Qu’est-ce que cela signifie pour l’avenir des lagopèdes en Colombie-Britannique? Bien que ces données soient désolantes, la réduction de l’aire de répartition était plus lente à l’intérieur qu’à l’extérieur des zones protégées, ce qui laisse entendre que les caractéristiques de l’habitat à l’intérieur de ces zones peuvent avoir une certaine capacité à atténuer les effets des changements climatiques sur les lagopèdes. Dès lors, un réseau étendu d’aires protégées bien reliées ciblant les habitats prioritaires en haute altitude limiterait les incidences des activités humaines (par exemple, l’exploitation minière au sommet des montagnes) tout en préservant potentiellement les zones où règne le microclimat nécessaire à la survie des lagopèdes et d’autres espèces sauvages des milieux alpins.

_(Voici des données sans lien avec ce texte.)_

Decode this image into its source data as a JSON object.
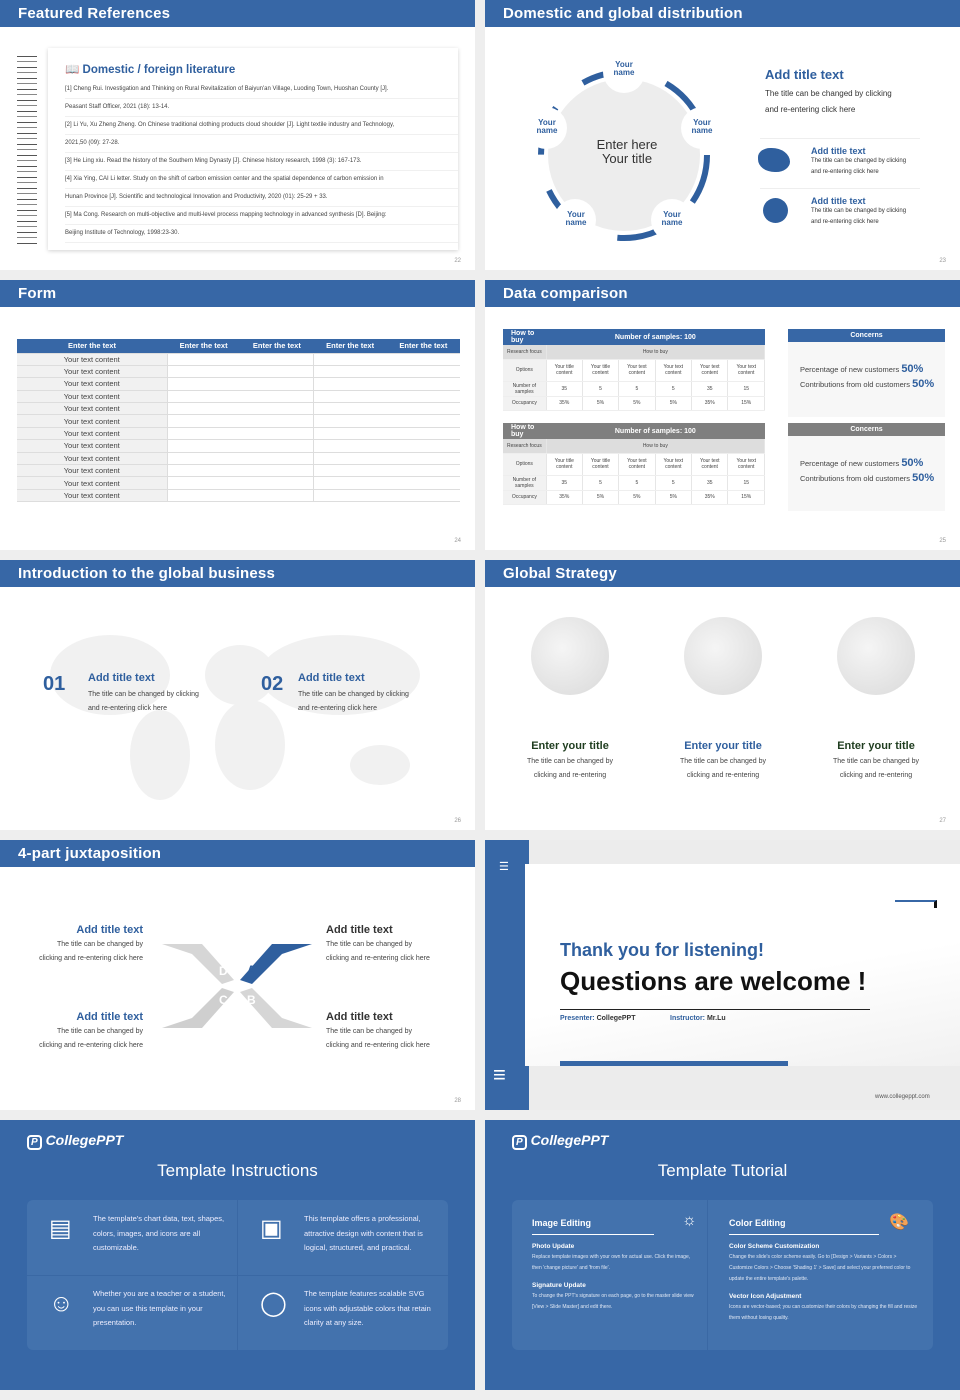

Paysage alpin comprenant des habitats des trois espèces de lagopède aux différents niveaux d’élévation. Photo : Devin de Zwaan
Cette recherche ne serait pas possible sans la contribution de citoyens scientifiques tels que vous qui versent leurs données sur des plateformes comme eBird. Il convient de noter cependant que près de 50% de toutes les observations de lagopèdes signalées sur eBird n’ont pas pu être utilisées pour cette étude, car les mentions couvraient une distance trop importante et correspondaient à des coordonnées géographiques qui n’étaient pas représentatives des habitats alpins (par exemple, des fonds de vallée). Pour que les listes d’observation soient plus utiles pour le type de recherche qui nous occupe et pour les initiatives de conservation, les observateurs d’oiseaux devraient les soumettre par rapport à des types d’habitat distincts ou les limiter à un rayon inférieur à 2 km ou à une période d’observation de 30 minutes tout au plus.